Job Submission – Hello World Examples for NU HPC System

This section provides working examples of SLURM job submission scripts for serial, MPI, and GPU "Hello World" tasks. Each example can be directly copied and run on the NU HPC system.

Single-Core Serial Job Example

Step 1: Creating the Python Script

First, create a Python script called hello_serial.py. This program prints "Hello World".

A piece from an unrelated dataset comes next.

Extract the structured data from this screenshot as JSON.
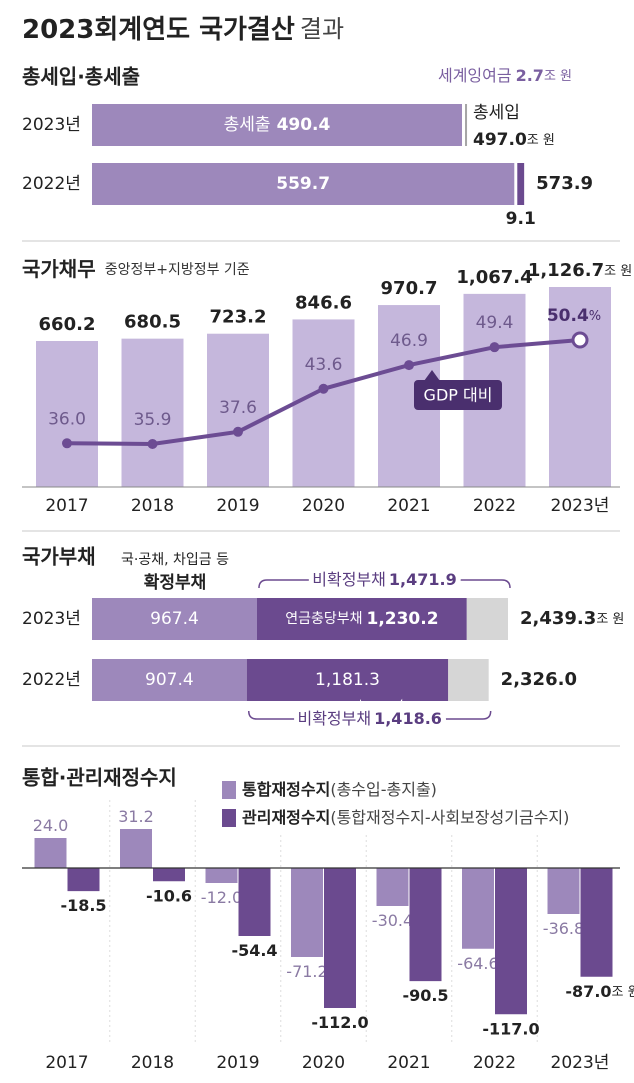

print("Hello World from Serial!")

Step 2: Creating the SLURM Batch Script

Next, create the SLURM batch script called submit_serial.sh to submit the serial job. This script specifies job parameters and runs the Python program:

#!/bin/bash
#SBATCH --job-name=hello_serial        # Job name
#SBATCH --ntasks=1                     # Use a single core
#SBATCH --time=0-00:05:00              # Time limit (5 minutes)
#SBATCH --output=serial_output_%j.log  # Standard output log
#SBATCH --error=serial_error_%j.log    # Standard error log
#SBATCH --mem=1G
#SBATCH --partition=CPU

python3 hello_serial.py
  1. Load Python module (adjust as necessary)
module load python/3.8.5
  1. Run the Python script
python3 hello_serial.py

MPI Job Example

Step 1: Creating the MPI Program

Create a simple MPI program called hello_mpi.c that prints "Hello World". The program can be written in C.

#include <mpi.h>
#include <stdio.h>

int main(int argc, char *argv[]) {
    MPI_Init(&argc, &argv);
    int world_rank;
    MPI_Comm_rank(MPI_COMM_WORLD, &world_rank);
    printf("Hello World from process %d!\n", world_rank);
    MPI_Finalize();
    return 0;
}

Step 2: Creating the SLURM Batch Script

Now, create the SLURM batch script called submit_mpi.sh to submit the MPI job:

#!/bin/bash
#SBATCH --job-name=hello_mpi            # Job name
#SBATCH --nodes=2                        # Number of nodes
#SBATCH --ntasks=4                       # Total number of tasks (CPUs)
#SBATCH --time=0-00:05:00                # Time limit (5 minutes)
#SBATCH --mem=2G
#SBATCH --partition=CPU
#SBATCH --output=mpi_output_%j.log      # Standard output log
#SBATCH --error=mpi_error_%j.log        # Standard error log
  1. Load MPI module
module load OpenMPI
  1. Compile the MPI program
mpicc -o hello_mpi hello_mpi.c
  1. Run the MPI program
mpirun -np 4 ./hello_mpi

GPU Job Example

Step 1: Creating the CUDA Program

Create a simple CUDA program called hello_gpu.cu that prints "Hello World".

#include <stdio.h>

__global__ void helloFromGPU() {
    printf("Hello World from GPU!\n");
}

int main() {
    helloFromGPU<<<1, 1>>>();
    cudaDeviceSynchronize();
    return 0;
}

Step 2: Creating the SLURM Batch Script

Next, create the SLURM batch script called submit_gpu.sh to submit the GPU job:

#!/bin/bash
#SBATCH --job-name=hello_gpu           # Job name
#SBATCH --output=gpu_output_%j.log     # Standard output log
#SBATCH --error=gpu_error_%j.log       # Standard error log
#SBATCH --nodes=1                       # Number of nodes
#SBATCH --ntasks=1                      # Number of tasks (CPUs)
#SBATCH --time=0-00:05:00               # Time limit (5 minutes)
#SBATCH --partition=NVIDIA
#SBATCH --mem=1G
  1. Load CUDA module
module load CUDA
  1. Compile the CUDA program
nvcc -o hello_gpu hello_gpu.cu

  1. Run the CUDA program
./hello_gpu

Useful SLURM commands

Command Description
sbatch <file> Submit a job script
squeue View the current job queue
scancel <jobid> Cancel a job by job ID
sinfo Show information about available partitions
scontrol show job Display detailed information about a specific job
sacct View historical job accounting information

By following these steps, you can quickly test serial, MPI, and GPU jobs on the NU HPC system. Just copy the scripts, adjust as needed, and submit them using SLURM.